La laveuse de mort de Sara Omar

La laveuse de mort de Sara Omar
(Dødevaskeren)

Catégorie(s) : Littérature => Européenne non-francophone

Critiqué par CHALOT, le 1 novembre 2020 (Inscrit le 5 novembre 2009, 72 ans)
La note : 10 étoiles
Visites : 414 

émouvant, violent mais vrai

«  La laveuse de mort »
roman de Sara Omar
éditions Acte Sud
373 pages
octobre 2020
Editions Acte sud


Ma fille m'avait dit : « C'est dur, très dur mais c'est, aussi , inoubliable. »
J'étais loin de penser que j'en arriverais à rester rivé au livre avec deux sentiments: l'épouvante devant les monstruosités faites aux femmes et l'admiration devant l'attitude de deux héros positifs.

L'histoire se déroule à Zamua dans le Kurdistan, sous domination irakienne.
Les kurdes subissent dans la fin des années 80 l'assaut et les exactions irakiennes....
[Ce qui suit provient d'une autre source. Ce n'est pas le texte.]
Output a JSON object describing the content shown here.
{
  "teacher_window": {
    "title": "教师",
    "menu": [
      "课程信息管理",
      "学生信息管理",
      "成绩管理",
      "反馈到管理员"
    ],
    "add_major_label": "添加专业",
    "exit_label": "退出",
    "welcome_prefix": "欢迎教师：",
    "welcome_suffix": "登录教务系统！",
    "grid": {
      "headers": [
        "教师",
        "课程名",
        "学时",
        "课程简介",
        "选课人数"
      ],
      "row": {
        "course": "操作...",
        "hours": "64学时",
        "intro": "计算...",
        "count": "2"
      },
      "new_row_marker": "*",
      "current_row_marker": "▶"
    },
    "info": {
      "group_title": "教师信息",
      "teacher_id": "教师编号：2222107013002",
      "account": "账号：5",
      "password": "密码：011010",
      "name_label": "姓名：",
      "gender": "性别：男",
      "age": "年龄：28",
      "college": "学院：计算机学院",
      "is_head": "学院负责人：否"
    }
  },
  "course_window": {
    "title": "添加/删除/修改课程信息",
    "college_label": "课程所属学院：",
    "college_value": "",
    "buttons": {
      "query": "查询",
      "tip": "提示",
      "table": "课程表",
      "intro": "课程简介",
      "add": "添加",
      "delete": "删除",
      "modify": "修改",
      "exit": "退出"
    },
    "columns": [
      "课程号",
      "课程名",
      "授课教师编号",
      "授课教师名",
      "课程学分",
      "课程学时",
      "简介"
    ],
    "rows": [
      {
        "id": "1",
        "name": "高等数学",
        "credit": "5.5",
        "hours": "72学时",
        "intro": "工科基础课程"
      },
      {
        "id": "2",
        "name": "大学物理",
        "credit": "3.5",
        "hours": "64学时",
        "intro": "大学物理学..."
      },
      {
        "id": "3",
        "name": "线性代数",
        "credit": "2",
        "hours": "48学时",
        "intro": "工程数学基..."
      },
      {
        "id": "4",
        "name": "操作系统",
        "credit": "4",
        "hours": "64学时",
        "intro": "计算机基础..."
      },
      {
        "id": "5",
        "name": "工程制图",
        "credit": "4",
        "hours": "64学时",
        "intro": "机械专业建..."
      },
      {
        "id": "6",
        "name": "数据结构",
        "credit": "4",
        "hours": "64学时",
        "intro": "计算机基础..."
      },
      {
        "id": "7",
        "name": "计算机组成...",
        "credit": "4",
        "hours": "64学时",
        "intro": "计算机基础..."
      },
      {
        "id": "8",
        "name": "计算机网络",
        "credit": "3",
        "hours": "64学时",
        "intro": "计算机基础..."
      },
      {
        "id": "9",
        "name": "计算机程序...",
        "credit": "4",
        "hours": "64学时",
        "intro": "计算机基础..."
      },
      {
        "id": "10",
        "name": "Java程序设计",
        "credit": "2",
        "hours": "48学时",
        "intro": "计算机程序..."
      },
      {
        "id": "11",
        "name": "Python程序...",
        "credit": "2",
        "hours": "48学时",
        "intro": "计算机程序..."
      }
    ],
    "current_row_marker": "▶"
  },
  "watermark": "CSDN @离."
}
Les bombes tombent sur les villages et le gaz fait de nombreuses victimes.
La guerre est la toile de fond de ce livre qui raconte l'histoire d'un village, d'une famille prise en étau entre une répression irakienne et l'obscurantisme islamique, féodal.

Quand Frmesk nait, elle n'est pas bien accueillie, son père n'en veut pas....
Elle est maudite car c'est une fille !

Sa grand-mère, laveuse de mort, n'accepte pas que ce petit être soit voué à souffrir.
Des petites filles ont été enterrées vivantes...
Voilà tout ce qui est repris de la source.